Prise d’acte de la rupture d’un contrat de travail d’une salariée protégée.

Une salariée engage une action en justice en résiliation de son contrat de travail aux torts de son employeur, estimant que ce dernier a unilatéralement modifié son contrat de travail en l’affectant sans son accord à un nouveau poste de travail.

Alors que la procédure prud’homale est toujours en cours, la salariée rompt un an plus tard son contrat de travail, par une prise d’acte aux torts de l’employeur.

En effet, dès lors que la juridiction n’a pas statué sur la demande de résiliation judiciaire du contrat de travail, la salariée toujours en poste, peut prendre acte de sa rupture, sous certaines conditions, ce qui rompt immédiatement le contrat de travail et rend sans objet la demande de résiliation judiciaire.

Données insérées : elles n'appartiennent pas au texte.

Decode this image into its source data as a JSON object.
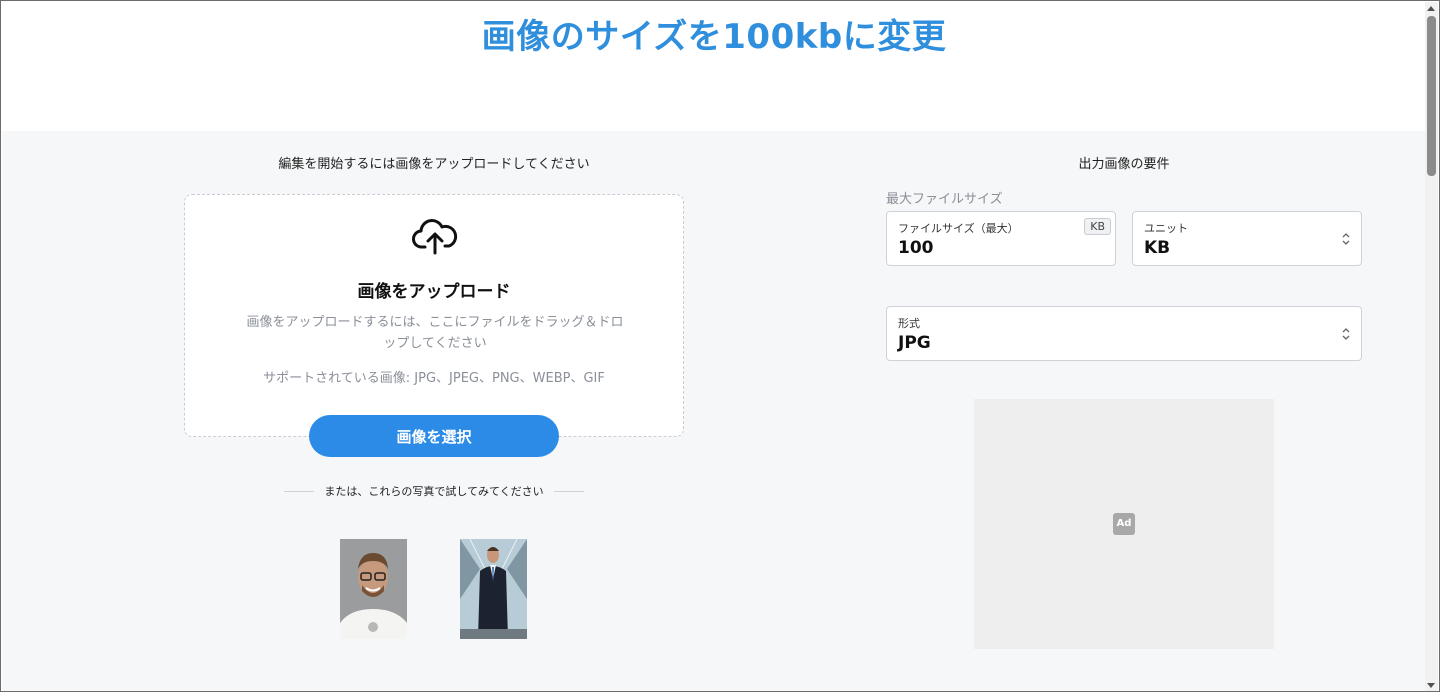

La Cour de cassation reconnaît que l’employeur avait bien modifié le contrat de travail sans l’accord de la salariée, ce qui constituait un manquement de sa part à ses obligations contractuelles d’une gravité suffisante pour empêcher la poursuite du contrat de travail, justifiant la prise d’acte.

Entre temps, la salariée avait obtenu le statut protecteur de représentante de la section syndicale au jour de la prise d’acte, de sorte que son licenciement est déclaré nul, avec toutes les conséquences financières que cela engendre, y compris le risque de réintégration.

La Cour de cassation considère logiquement que le statut protecteur de la salariée acquis après la modification de poste, doit lui bénéficier au jour de la prise d’acte (Soc. 17 janv. 2024, n°22-16.095).

La décision est très sévère pour l’employeur, alors même qu’une prise d’acte est censée sanctionner un manquement d’une gravité telle qu’il empêche la poursuite du contrat de travail.

Or, en l’espèce, la salariée avait pris acte de la rupture plus de 18 mois après la nouvelle affectation, sans invoquer d’autres manquements de son employeur.

On voit mal comment dès lors justifier que ce manquement aurait été d’une gravité telle qu’il aurait empêché la poursuite du contrat de travail, lequel s’était poursuivi 18 mois avant la prise d’acte.

Il s’agit assurément d’un arrêt d’espèce, lequel n’a pas été publié au Bulletin.